Where relevant we may also share your information with the following categories of third parties:
- Mailchimp for newsletter subscription (if you subscribe)
- Aligned third party product and service providers
- Financial institutions that you ask us to provide your account information to
- Government agencies, departments and regulatory bodies where we are legally obliged to
- Our customers, where you are providing goods to us, so that we can demonstrate provenance of raw materials.
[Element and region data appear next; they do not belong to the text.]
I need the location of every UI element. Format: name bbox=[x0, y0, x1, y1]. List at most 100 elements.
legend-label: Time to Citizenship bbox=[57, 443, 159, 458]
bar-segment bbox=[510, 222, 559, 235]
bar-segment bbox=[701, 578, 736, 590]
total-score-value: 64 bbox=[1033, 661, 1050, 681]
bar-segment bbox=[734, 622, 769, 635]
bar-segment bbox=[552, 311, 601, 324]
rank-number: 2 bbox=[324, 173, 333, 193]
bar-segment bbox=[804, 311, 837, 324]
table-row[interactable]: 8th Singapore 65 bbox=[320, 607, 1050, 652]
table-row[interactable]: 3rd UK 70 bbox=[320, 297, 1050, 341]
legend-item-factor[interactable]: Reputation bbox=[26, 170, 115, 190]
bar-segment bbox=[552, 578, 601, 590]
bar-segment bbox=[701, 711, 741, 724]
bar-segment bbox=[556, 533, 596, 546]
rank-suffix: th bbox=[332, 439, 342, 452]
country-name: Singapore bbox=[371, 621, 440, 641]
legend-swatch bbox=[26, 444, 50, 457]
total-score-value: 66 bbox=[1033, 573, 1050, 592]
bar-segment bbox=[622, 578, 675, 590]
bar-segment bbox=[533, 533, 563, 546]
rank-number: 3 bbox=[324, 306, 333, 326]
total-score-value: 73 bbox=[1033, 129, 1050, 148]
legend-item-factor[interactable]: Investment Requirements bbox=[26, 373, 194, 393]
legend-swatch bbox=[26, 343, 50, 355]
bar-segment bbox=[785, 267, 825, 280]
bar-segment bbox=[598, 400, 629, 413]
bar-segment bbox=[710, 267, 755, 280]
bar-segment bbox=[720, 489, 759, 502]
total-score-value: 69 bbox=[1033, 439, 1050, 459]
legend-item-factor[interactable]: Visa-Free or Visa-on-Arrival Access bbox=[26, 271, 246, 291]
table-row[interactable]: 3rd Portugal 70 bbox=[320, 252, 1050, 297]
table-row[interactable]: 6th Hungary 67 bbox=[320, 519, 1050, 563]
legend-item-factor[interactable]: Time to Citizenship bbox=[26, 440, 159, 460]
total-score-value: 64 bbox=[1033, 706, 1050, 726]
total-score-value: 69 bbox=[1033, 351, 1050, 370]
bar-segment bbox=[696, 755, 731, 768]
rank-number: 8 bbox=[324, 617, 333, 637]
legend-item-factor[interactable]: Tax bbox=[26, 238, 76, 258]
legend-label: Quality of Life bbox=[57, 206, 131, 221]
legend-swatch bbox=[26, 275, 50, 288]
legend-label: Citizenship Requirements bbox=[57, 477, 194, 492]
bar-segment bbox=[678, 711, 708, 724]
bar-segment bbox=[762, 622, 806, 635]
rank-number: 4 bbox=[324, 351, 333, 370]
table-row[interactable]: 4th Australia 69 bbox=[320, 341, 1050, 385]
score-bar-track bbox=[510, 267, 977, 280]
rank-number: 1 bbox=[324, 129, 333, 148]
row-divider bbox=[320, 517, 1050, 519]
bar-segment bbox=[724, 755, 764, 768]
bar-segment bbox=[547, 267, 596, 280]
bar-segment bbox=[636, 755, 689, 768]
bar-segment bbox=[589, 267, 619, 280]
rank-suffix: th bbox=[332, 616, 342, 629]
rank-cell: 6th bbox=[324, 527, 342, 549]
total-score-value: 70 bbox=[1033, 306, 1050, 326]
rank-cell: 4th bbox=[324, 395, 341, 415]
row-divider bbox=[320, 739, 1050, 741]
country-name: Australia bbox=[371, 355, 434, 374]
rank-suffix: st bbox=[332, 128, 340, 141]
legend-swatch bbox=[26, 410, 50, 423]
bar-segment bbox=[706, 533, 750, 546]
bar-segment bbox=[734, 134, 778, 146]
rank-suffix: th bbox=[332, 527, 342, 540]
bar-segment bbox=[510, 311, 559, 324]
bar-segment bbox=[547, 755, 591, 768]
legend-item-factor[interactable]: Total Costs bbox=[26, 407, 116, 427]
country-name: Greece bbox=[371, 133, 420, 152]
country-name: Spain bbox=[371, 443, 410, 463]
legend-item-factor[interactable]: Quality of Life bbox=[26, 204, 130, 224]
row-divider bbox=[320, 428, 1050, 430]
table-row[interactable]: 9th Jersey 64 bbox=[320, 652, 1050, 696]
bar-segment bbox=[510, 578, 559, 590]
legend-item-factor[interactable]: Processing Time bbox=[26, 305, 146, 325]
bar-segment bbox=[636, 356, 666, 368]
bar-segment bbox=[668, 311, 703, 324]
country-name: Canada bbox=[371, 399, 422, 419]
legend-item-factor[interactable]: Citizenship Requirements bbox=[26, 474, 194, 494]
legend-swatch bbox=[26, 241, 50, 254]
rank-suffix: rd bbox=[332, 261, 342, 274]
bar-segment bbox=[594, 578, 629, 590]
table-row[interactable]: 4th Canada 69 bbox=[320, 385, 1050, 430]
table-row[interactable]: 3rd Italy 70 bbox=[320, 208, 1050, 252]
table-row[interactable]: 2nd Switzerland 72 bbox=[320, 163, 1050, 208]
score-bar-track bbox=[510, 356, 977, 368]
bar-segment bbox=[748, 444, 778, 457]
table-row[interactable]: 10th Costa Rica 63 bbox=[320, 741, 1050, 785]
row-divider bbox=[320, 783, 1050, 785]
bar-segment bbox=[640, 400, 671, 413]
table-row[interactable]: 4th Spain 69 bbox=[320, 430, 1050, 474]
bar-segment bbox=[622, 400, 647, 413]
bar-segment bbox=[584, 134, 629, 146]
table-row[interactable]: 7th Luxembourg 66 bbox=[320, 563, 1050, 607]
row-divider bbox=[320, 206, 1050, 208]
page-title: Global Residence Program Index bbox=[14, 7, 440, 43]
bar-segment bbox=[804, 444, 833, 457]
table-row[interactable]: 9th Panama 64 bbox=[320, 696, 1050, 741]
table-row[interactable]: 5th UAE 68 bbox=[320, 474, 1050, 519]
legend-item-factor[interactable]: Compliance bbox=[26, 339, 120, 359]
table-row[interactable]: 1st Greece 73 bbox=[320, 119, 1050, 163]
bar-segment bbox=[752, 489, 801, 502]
This will generally be outlined in your contract to provide those goods.
If your Personal Data is provided to any third parties, you are entitled to request details of the recipients of your Personal Data or the categories of recipients of your Personal Data.
Processing your information outside of the EAA
We (or one of our third-parties) may transfer your personal data outside of the European Economic Area (EEA).
Please contact us if you want further information on the specific mechanism used by us when transferring your personal data out of the EEA.
If you choose not to give your personal information
We may need to collect certain personal information so we can perform our contract with you.
If you choose not to give us this personal information, it may in certain limited circumstances delay or prevent us from providing products or services you have asked for. In some circumstances, it could mean we cannot offer provide those products or services. We will always tell you at the time we try to collect such Personal Data, if your refusal to provide that data may impact on our ability to provide products or services to you.
How we keep your data accurate
We will keep the Personal Data we store about you accurate and up to date. We will take every reasonable step to erase or rectify inaccurate data without delay. Please tell us if your personal details change or if you become aware of any inaccuracies in the Personal Data we hold about you. We will also contact you if we become aware of any event which is likely to result in a change to your Personal Data.
Your rights
Under GDPR legislation you have the following rights about your personal information:
- To obtain access to, and copies of, the personal information we hold about you via the Data Subject Access Request process that can be found on our website.
- To have Personal Data rectified if inaccurate.
- To have any incomplete Personal Data completed.
- To have Personal Data erased (which does not contravene any legislation or your contract with us)
Please note that these rights may be limited by the legislation and we may be entitled to refuse requests where exceptions apply. You can find out more about your rights from the Information Commissioners Office at www.ico.org.uk.
Should you wish to exercise any of your rights, please contact our Business Information & Technology Director using the contact details below.
How to complain
We encourage you to contact us with any concerns or suggestions to improve our policies and procedures using the details below. You also have the right to make a complaint to the Information Commissioner’s Office at any time at www.ico.org.uk.
How to contact us
If you want further information about our privacy policy, would like to exercise your data protection rights, want to raise a complaint or suggest an improvement or just require further information, please contact us in any of the following ways:
- E-mail: dataprotection@simpsonsmalt.co.uk
- Telephone: 01289 330033
- In writing to: Business Information & Technology Director, Simpsons Malt, Tweed Valley Maltings, Berwick-Upon-Tweed, TD15 2UZ
Changes to this privacy notice
We keep this privacy policy under regular review and will publish updated versions on our website. This version was last updated on 28 September 2023.